I think what is happening is that the 'scale' of physical communities is being expanded and homogenized into a "City" community rather than a "Parish" community. The needs of the majority are being considered to take into account the minority: ie the big retailers stock organic, but still provide mass produced. Schools are being consolidated, but specialist schools are being built. Emergency call centres are being 'centralised', but workers are being assigned 'localities'.
Instead of a hundred nodes; each providing a smaller service, all inter-connected with each other; we have ten bigger nodes, providing a more 'uniform' service with a larger connection between each other.

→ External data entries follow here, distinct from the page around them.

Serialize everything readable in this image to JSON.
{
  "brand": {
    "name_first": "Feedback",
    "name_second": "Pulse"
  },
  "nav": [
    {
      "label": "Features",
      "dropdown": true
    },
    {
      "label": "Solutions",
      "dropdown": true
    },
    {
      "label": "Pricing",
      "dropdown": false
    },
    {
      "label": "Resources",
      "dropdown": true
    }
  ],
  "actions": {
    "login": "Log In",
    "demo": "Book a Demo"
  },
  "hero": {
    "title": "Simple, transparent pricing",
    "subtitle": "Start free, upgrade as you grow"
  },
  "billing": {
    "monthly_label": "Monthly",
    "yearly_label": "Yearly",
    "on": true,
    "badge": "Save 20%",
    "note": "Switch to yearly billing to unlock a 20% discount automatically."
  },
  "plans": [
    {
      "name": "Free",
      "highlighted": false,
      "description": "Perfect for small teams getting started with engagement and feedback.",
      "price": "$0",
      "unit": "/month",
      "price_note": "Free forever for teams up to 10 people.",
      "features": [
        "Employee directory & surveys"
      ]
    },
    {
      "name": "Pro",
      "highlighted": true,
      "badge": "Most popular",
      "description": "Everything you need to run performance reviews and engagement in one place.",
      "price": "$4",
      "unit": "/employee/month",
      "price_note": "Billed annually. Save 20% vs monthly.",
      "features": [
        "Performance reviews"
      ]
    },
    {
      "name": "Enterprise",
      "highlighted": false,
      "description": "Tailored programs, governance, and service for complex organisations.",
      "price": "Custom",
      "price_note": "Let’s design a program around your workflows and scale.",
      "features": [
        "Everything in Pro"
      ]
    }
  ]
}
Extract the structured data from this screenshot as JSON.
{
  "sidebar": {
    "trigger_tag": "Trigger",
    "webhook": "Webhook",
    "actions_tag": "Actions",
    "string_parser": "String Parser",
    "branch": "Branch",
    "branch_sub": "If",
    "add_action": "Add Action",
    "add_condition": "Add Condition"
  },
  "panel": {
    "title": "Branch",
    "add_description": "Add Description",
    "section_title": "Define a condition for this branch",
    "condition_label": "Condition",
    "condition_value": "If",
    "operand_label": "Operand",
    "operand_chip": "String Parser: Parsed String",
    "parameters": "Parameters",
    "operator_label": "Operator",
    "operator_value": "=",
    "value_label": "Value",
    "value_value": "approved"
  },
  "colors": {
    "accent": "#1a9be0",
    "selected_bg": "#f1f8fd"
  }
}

In terms of "community", the result is that there are too many people to know - one face lost in the crowd. So everyone builds their own 'communities' around common interests. The location of the social community becomes more important than the location of the 'home' where the traditional community was established. This leaves a vacuum around the 'home' where there are no social ties, no ethical rules of community, no friendships; everyone is a stranger in a location I live in that has nothing to do with "me".
Where does it end? Conclaves of "real" communities being built with common social interests. The "home" being transitory and moving where either the greatest social need is or the greatest working need - working & 'sleeping' in one place and socialising & 'living' in another. The drugs, weapons and shadow life being lived between these two places and being inhabited by the social outcasts, the lawless and the poor.